James King 1, Grant Harley2, Justin Maxwell3
1Université de Montréal, Montréal, Canada, 2University of Southern Mississippi, Hattiesburg, USA, 3Indiana University, Bloomington, USA

The role of mineral dust aerosols within the context of land-atmosphere interactions is poorly understood. Recently, studies have shown novel connections between atmospheric dust and vegetation dynamics. African dust is speculated to have positive effects on plant growth in the Amazon Basin and the Caribbean region, providing seasonal inputs of nutrients. However, increased aerosol optical depth close to source regions have been shown to alter the amount of direct and indirect surface photosynthetically active radiation (PAR) available to plants. Here we use monthly cell production from a pine tree species (Pinus elliottii var. densa) during a growing season from the Florida Keys with a suite of supporting datasets uncover a link between atmospheric aerosols and tree growth. Annual growth ring formation of P. elliotti, the foundation species and sole canopy tree in endangered pine rockland ecosystems of the U.S., was found to not have a strong long-term climate signal (i.e. precipitation, temperature) within the annual growth rings of the species, but was shown to have significant correlation with solar radiation flux. In addition, some were found to form an intra-annual density fluctuation (IADF; commonly known as a ‘false ring'), which is an anomalous radial growth characteristic, concurrent with a period of reduced incoming solar radiation.

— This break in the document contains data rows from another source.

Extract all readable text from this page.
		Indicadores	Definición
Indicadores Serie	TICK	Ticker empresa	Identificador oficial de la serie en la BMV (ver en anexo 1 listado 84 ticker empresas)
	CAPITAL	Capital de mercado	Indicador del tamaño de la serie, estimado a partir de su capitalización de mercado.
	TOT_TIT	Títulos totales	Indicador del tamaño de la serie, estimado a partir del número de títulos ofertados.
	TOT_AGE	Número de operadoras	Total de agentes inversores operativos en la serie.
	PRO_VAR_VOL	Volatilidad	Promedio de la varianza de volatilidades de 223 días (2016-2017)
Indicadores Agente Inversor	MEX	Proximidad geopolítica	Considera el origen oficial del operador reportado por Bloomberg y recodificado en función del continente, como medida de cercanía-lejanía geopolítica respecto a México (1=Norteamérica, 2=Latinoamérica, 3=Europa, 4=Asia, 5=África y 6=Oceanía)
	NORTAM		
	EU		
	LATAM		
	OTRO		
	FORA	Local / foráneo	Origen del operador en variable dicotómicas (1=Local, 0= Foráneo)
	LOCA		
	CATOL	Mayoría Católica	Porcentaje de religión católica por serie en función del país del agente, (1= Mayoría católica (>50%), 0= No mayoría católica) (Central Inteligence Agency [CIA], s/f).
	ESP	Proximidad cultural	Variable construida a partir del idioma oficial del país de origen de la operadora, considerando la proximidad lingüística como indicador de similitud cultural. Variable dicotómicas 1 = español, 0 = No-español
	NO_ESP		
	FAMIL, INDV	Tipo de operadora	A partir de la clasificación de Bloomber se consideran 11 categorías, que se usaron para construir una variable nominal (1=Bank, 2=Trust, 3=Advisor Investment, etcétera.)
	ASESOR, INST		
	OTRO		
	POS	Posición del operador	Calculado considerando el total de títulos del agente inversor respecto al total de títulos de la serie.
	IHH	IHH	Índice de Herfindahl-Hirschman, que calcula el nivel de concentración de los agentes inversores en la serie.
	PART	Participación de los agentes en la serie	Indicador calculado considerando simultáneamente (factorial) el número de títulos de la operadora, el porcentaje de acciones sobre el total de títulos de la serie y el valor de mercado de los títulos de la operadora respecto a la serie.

This study analyzed MODIS aerosol optical depth (AOD) and fraction of photosynthetically active radiation (fPAR) products along with the measurements of AOD and extinction Ängstrom coefficient from a proximal AERONET station to ascertain the local effects of transported mineral dust aerosols over a concurrent period of the cell production measurements. From these measurements, we suggest that dust-derived increases in AOD reduced the amount of direct PAR available at the surface triggering the reduced tree growth anomaly. However, it is not clear the mechanisms responsible for the subsequent increase in growth after the dust-derived AOD decreased. The passing of a Tropical Storm directly after the IADF formation not only could have acted to clear any aerosols in the atmosphere increasing total PAR, but it would have also enhanced nutrient deposition, both of which could have resulted in the positive growth response in P. elliottii var. densa. Further research should aim to disentangle the complex intra-annual relationship between the potentially radiation limiting atmospheric dust AOD and fertilizing deposition of dust as a P input. Future research should investigate the potential for developing growth anomaly chronologies using P. elliottii var. densa as a novel proxy with which to reconstruct annual or seasonal dust emissions over the south Florida and other sub-tropical pine habitat regions. As a long-lived conifer (300+ years), P. elliottii var. densa could represent a novel proxy with which to reconstruct annual or seasonal mineral dust aerosol fluxes over the Caribbean region.